The high Soviet casualty rate was largely a result of Stalin's hurry to reach Berlin.
Once again it was interferance from Stalin, the Americans had recently crossed the Rhine and the Soviet leader was concerned that they might capture Berlin before him. To speed up his campaign, he split the command of the Berlin operation between Marshall Zukhov in the centre and Marshall Konev in the south. Stalin thus effectively triggered a race between his two most senior commanders, as both of them were eager to be credited with the conquest of the German capital.
But Stalin may have been onto something.
Stalin was desperate to get his hands on the German nuclear research centre, the Kaiser Wilhelm Institute in the southwest of Berlin - before the Americans got there. The Soviets knew through their spies of the American atomic bomb programme. Stalin's own nuclear programme, Operation Borodino, was lagging behind and Soviet scientists wanted to find out exactly what the Germans had come up with during the war.
As it turned out, the special NKVD troops despatched to secure the German institute discovered three tons of uranium oxide, a material they were short of at the time. 'So the Soviets achieved their objective,' says Antony Beevor, 'the uranium oxide they found in Berlin was enough to kick start Operation Borodino and allow them to start working on their first nuclear weapon.'
The Wikipedo figures are misleading.
They claim in the graph the casualties for the battle of Berlin as........
German casualties. 173,000 dead 134,000 captured or missing
152,000 civilian dead Total over 300,000
Russian 185,000 dead, 275,000 wounded
But the 185,000 Russian dead wern't in the fighting in the city.
As it says in the story following the graph they state the following.......
The Soviets sustained 50,000 dead ''in the city'' and ''135,000'' in Eastern Germany as a whole; the Germans sustained as many as 325,000 killed, wounded or missing, civilians included.
Plus the following.......
A breakdown of soldiers and civilians killed can be made as follows:
the crossing of the Oder river: Soviets: 35,000 (majority near Seelow), Germans: 20,000.
the defence of Berlin: Soviets: 50,000; Germans: 45,000 (25,000 men from the Wehrmacht; 15,000 Volkssturm and 5,000 Hitler Youth) and 45,000 civilians.

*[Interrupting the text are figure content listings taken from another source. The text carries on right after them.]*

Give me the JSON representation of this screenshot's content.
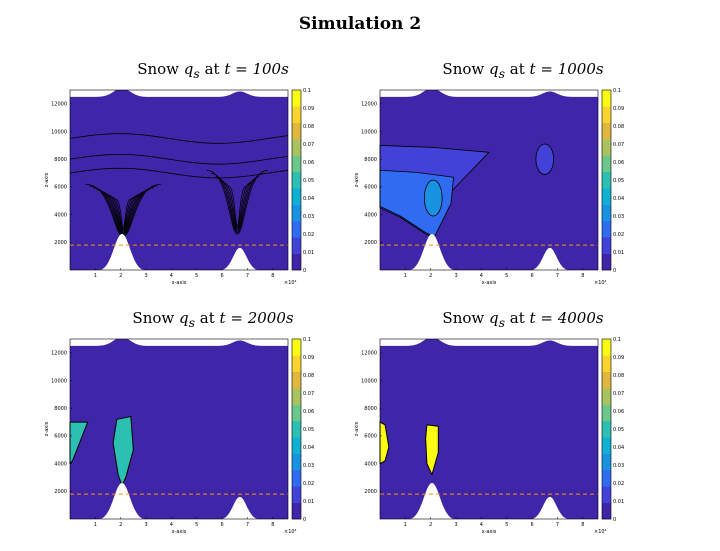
{
  "figure": {
    "title": "Simulation 2"
  },
  "chart_data": [
    {
      "type": "heatmap",
      "title": "Snow q_s at t = 100s",
      "title_parts": {
        "prefix": "Snow ",
        "var": "q",
        "sub": "s",
        "mid": " at ",
        "tvar": "t",
        "eq": " = ",
        "time": "100s"
      },
      "xlabel": "x-axis",
      "ylabel": "z-axis",
      "x_multiplier": "×10⁴",
      "xlim": [
        0,
        8.6
      ],
      "ylim": [
        0,
        13000
      ],
      "xticks": [
        1,
        2,
        3,
        4,
        5,
        6,
        7,
        8
      ],
      "yticks": [
        2000,
        4000,
        6000,
        8000,
        10000,
        12000
      ],
      "colorbar": {
        "min": 0,
        "max": 0.1,
        "ticks": [
          "0",
          "0.01",
          "0.02",
          "0.03",
          "0.04",
          "0.05",
          "0.06",
          "0.07",
          "0.08",
          "0.09",
          "0.1"
        ]
      },
      "reference_line_z": 1800,
      "filled_regions": [],
      "contour_lines": [
        {
          "kind": "band",
          "z": 9500
        },
        {
          "kind": "band",
          "z": 8000
        },
        {
          "kind": "band",
          "z": 7000
        },
        {
          "kind": "plume",
          "x": 2.1,
          "top": 6200,
          "bottom": 2400,
          "halfwidth": 1.5,
          "levels": 9
        },
        {
          "kind": "plume",
          "x": 6.6,
          "top": 7200,
          "bottom": 2600,
          "halfwidth": 1.2,
          "levels": 6
        }
      ]
    },
    {
      "type": "heatmap",
      "title": "Snow q_s at t = 1000s",
      "title_parts": {
        "prefix": "Snow ",
        "var": "q",
        "sub": "s",
        "mid": " at ",
        "tvar": "t",
        "eq": " = ",
        "time": "1000s"
      },
      "xlabel": "x-axis",
      "ylabel": "z-axis",
      "x_multiplier": "×10⁴",
      "xlim": [
        0,
        8.6
      ],
      "ylim": [
        0,
        13000
      ],
      "xticks": [
        1,
        2,
        3,
        4,
        5,
        6,
        7,
        8
      ],
      "yticks": [
        2000,
        4000,
        6000,
        8000,
        10000,
        12000
      ],
      "colorbar": {
        "min": 0,
        "max": 0.1,
        "ticks": [
          "0",
          "0.01",
          "0.02",
          "0.03",
          "0.04",
          "0.05",
          "0.06",
          "0.07",
          "0.08",
          "0.09",
          "0.1"
        ]
      },
      "reference_line_z": 1800,
      "filled_regions": [
        {
          "shape": "wedge",
          "value": 0.01,
          "x0": 0,
          "x1": 4.3,
          "z_top": 9000,
          "x_base": 2.0,
          "z_base": 2300
        },
        {
          "shape": "wedge",
          "value": 0.02,
          "x0": 0,
          "x1": 2.9,
          "z_top": 7200,
          "x_base": 2.0,
          "z_base": 2400
        },
        {
          "shape": "ellipse",
          "value": 0.03,
          "x": 2.1,
          "z": 5200,
          "rx": 0.35,
          "rz": 1300
        },
        {
          "shape": "ellipse",
          "value": 0.01,
          "x": 6.5,
          "z": 8000,
          "rx": 0.35,
          "rz": 1100
        }
      ],
      "contour_lines": []
    },
    {
      "type": "heatmap",
      "title": "Snow q_s at t = 2000s",
      "title_parts": {
        "prefix": "Snow ",
        "var": "q",
        "sub": "s",
        "mid": " at ",
        "tvar": "t",
        "eq": " = ",
        "time": "2000s"
      },
      "xlabel": "x-axis",
      "ylabel": "z-axis",
      "x_multiplier": "×10⁴",
      "xlim": [
        0,
        8.6
      ],
      "ylim": [
        0,
        13000
      ],
      "xticks": [
        1,
        2,
        3,
        4,
        5,
        6,
        7,
        8
      ],
      "yticks": [
        2000,
        4000,
        6000,
        8000,
        10000,
        12000
      ],
      "colorbar": {
        "min": 0,
        "max": 0.1,
        "ticks": [
          "0",
          "0.01",
          "0.02",
          "0.03",
          "0.04",
          "0.05",
          "0.06",
          "0.07",
          "0.08",
          "0.09",
          "0.1"
        ]
      },
      "reference_line_z": 1800,
      "filled_regions": [
        {
          "shape": "blob",
          "value": 0.05,
          "points": [
            [
              0,
              7000
            ],
            [
              0.7,
              7000
            ],
            [
              0.4,
              5600
            ],
            [
              0.1,
              4200
            ],
            [
              0,
              4000
            ]
          ]
        },
        {
          "shape": "blob",
          "value": 0.05,
          "points": [
            [
              1.85,
              7200
            ],
            [
              2.4,
              7400
            ],
            [
              2.5,
              5000
            ],
            [
              2.2,
              3000
            ],
            [
              2.05,
              2400
            ],
            [
              1.9,
              3200
            ],
            [
              1.7,
              5500
            ]
          ]
        }
      ],
      "contour_lines": []
    },
    {
      "type": "heatmap",
      "title": "Snow q_s at t = 4000s",
      "title_parts": {
        "prefix": "Snow ",
        "var": "q",
        "sub": "s",
        "mid": " at ",
        "tvar": "t",
        "eq": " = ",
        "time": "4000s"
      },
      "xlabel": "x-axis",
      "ylabel": "z-axis",
      "x_multiplier": "×10⁴",
      "xlim": [
        0,
        8.6
      ],
      "ylim": [
        0,
        13000
      ],
      "xticks": [
        1,
        2,
        3,
        4,
        5,
        6,
        7,
        8
      ],
      "yticks": [
        2000,
        4000,
        6000,
        8000,
        10000,
        12000
      ],
      "colorbar": {
        "min": 0,
        "max": 0.1,
        "ticks": [
          "0",
          "0.01",
          "0.02",
          "0.03",
          "0.04",
          "0.05",
          "0.06",
          "0.07",
          "0.08",
          "0.09",
          "0.1"
        ]
      },
      "reference_line_z": 1800,
      "filled_regions": [
        {
          "shape": "blob",
          "value": 0.1,
          "points": [
            [
              0,
              7000
            ],
            [
              0.2,
              6800
            ],
            [
              0.35,
              5200
            ],
            [
              0.2,
              4200
            ],
            [
              0,
              4000
            ]
          ]
        },
        {
          "shape": "blob",
          "value": 0.1,
          "points": [
            [
              1.85,
              6800
            ],
            [
              2.3,
              6700
            ],
            [
              2.3,
              4800
            ],
            [
              2.05,
              3200
            ],
            [
              1.85,
              4000
            ],
            [
              1.8,
              5800
            ]
          ]
        }
      ],
      "contour_lines": []
    }
  ],
  "colormap": [
    "#3f26a8",
    "#4342d8",
    "#2f6cf2",
    "#1a92e2",
    "#0fb0d2",
    "#2bc0b2",
    "#6cc88a",
    "#a9c45f",
    "#e0b73e",
    "#fad42e",
    "#f9fb14"
  ]
}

the battle around Halbe: Soviets: 30,000; Germans: 60,000 (incl. 25,000 civilians)
other battles in the attack: Soviets: 20,000; Germans: 25,000 and 25,000 civilians
Total killed: Soviets: 135,000; Germans: 125,000 and 95,000 civilians. Germans surrendered 135,000 in Berlin and in the Halbe pocket, many of them were wounded.
You're always going to expect high casualties in capturing a large city like Berlin, as the Germans found out in a much smaller city at Stalingrad.
Although the Paulis and Hoth outnumbered Chuikov by up to 3 to 1 in men and material and had complete control of the air, the Germans took heavy casualties and made slow progress untill they were eventually surounded and aniliated.
It,s unfortunate that 50,000 plus Russians were killed in taking the city, but no matter how it was aproached, it was going to be expensive.